Multimode interface between optical free-space- and waveguide modes

TL;DR

Problem: increasing data rates require bridging free-space spatial modes with on-chip multimode photonics. Approach: a four-plane MPLC-based interface converts a set of free-space $LG_{\ell,p}$ modes into the first few silicon waveguide TE modes across the telecom C-band in a passive, broadband manner. Key results: mode-conversion efficiencies of approximately $60\%$–$85\%$ with crosstalk visibility around $75\%$–$90\%$, and broadband operation over roughly 1528–1568 nm with ~40 nm span; demonstrated adaptability to different LG mode sets and orders. Significance: this provides a scalable, broadband, passive building block for multi-mode optical networks and on-chip processing, paving the way for higher capacity systems and potential polarization multiplexing.

Abstract

Free-space and on-chip photonic systems are key components in optical communication networks.

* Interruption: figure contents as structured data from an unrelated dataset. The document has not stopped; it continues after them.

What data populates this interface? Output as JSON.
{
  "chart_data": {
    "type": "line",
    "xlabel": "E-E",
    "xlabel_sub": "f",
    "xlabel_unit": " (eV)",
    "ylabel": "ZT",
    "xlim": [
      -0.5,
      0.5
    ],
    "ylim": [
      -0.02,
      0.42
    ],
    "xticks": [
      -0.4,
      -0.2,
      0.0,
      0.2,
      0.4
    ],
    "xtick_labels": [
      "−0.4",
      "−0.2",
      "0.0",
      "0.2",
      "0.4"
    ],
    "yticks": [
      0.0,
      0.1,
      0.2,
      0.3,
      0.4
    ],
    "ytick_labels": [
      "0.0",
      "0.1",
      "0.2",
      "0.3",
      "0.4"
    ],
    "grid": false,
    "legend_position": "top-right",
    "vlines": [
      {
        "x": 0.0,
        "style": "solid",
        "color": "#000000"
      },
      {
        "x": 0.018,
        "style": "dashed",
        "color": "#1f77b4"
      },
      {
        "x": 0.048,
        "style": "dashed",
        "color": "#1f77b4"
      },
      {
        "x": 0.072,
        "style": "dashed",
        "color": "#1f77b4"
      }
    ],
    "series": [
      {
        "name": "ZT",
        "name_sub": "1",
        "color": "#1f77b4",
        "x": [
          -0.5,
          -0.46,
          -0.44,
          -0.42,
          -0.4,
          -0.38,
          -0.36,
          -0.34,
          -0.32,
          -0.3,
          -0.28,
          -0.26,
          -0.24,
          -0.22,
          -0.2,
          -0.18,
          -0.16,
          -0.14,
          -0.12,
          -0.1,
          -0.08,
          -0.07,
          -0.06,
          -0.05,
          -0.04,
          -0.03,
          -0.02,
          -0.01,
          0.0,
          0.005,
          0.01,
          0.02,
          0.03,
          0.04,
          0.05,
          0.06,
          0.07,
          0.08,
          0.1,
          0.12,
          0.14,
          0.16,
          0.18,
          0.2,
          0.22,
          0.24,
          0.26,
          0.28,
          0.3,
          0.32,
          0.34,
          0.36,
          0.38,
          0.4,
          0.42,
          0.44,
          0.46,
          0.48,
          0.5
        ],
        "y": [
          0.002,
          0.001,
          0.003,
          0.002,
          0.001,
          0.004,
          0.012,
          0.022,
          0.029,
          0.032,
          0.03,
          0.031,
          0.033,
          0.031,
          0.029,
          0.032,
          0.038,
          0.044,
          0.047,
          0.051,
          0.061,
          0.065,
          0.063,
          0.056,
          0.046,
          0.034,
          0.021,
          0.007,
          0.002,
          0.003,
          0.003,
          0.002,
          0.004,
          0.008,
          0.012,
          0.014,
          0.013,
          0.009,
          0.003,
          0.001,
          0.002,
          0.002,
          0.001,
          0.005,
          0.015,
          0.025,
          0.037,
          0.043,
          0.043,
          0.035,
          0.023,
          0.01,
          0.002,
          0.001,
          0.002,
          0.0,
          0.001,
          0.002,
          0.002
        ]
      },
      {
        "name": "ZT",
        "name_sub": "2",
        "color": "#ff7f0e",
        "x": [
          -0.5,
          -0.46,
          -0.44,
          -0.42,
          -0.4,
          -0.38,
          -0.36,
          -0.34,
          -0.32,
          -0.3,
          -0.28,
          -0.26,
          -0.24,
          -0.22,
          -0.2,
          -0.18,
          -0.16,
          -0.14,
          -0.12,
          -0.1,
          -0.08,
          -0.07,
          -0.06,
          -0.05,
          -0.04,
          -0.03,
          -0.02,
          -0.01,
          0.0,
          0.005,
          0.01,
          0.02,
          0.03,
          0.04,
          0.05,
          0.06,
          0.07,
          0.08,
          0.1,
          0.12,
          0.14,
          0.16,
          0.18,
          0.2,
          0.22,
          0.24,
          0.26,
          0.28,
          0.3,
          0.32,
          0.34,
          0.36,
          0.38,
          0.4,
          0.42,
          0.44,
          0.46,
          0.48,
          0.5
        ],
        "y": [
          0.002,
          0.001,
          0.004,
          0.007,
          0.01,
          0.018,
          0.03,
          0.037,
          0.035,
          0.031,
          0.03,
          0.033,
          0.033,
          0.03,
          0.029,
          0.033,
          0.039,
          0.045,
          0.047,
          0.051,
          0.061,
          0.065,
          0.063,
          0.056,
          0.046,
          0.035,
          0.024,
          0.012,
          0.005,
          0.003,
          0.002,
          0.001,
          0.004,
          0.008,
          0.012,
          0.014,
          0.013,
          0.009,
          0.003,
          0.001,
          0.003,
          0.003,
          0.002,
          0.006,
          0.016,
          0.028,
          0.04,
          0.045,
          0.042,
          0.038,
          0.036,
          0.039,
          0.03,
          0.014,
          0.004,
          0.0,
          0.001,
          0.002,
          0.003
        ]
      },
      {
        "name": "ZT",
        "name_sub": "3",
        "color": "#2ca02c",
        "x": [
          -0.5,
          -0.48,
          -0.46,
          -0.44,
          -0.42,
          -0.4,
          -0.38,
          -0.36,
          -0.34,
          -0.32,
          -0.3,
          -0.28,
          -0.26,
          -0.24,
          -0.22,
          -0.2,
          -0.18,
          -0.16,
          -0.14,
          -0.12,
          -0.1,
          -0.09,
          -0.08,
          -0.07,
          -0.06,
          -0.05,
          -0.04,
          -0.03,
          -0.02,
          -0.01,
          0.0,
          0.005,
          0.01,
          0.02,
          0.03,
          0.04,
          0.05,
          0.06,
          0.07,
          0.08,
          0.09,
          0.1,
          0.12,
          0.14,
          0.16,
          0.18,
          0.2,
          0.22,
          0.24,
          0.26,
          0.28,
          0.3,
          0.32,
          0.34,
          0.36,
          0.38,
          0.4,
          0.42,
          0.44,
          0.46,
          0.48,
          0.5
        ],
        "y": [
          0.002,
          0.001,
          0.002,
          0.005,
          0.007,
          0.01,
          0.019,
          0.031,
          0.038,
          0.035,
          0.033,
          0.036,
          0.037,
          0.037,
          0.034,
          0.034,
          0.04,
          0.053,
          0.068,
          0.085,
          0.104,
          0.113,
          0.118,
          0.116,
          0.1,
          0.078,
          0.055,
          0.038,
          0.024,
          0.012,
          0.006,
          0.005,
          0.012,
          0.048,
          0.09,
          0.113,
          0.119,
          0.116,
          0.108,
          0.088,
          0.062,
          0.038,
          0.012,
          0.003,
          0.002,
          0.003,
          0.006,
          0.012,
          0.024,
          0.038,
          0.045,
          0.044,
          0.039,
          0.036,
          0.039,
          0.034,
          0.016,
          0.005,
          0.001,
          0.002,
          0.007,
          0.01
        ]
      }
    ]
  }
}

While free-space beams allow for the flexible generation and manipulation of spatial modes, integrated waveguides provide compact and stable platforms for on-chip signal processing. Bridging these two domains is essential for scalable multi-mode communication networks. Here, we present an efficient, broadband interface capable of converting multiple higher-order free-space Laguerre-Gauss (LG) modes into corresponding waveguide modes using the multi-plane light conversion (MPLC) scheme. We experimentally demonstrate low-crosstalk mode conversion between various set of three LG modes, and the first three TE modes of a multimode silicon waveguide across the telecom C-band. The system operates passively without active switching and can be adapted to different spatial mode sets. This platform provides a pathway to increased data capacities and may enable more compact and efficient multi-mode optical communication and on-chip processing schemes.

Figures (4)

• Figure 1: Sketch of the experimental setup. ($LG_{00}$, $LG_{10}$, $LG_{20}$) modes are generated using the first hologram. Then, the multi-plane light conversion (MPLC) system is implemented with a spatial light modulator (SLM). The MPLC converts the input modes to the first waveguide modes, which are coupled into a multimode Si rib waveguide using an aspheric lens. After propagation through the waveguide, the output field is imaged onto a camera. Off-axis digital holography is performed by interfering the signal beam with a reference beam, which is separated before the MPLC and adjusted in intensity and polarization using waveplates. A similar interferogram is recorded before the waveguide to characterize the MPLC output.
• Figure 2: Characterization of the mode transformation at different stages. (a) Simulated MPLC input modes $LG_{00}, LG_{10}, LG_{20}$ and the corresponding simulated waveguide modes after the transformation. (b) Experimentally reconstructed waveguide modes at the MPLC output prior to coupling to the chip. (c) Modes coupled into the waveguide chip and imaged on a camera. All field reconstructions were obtained using off-axis holography. (d) and (e) Crosstalk matrices of the transformation before and after transmission through the waveguide chip, respectively.
• Figure 3: Spectral performance of the interface. Crosstalk matrices and visibility measured after coupling to the chip for wavelengths between 1528–1568 $nm$.
• Figure 4: Mode transformation with different Laguerre–Gaussian input sets.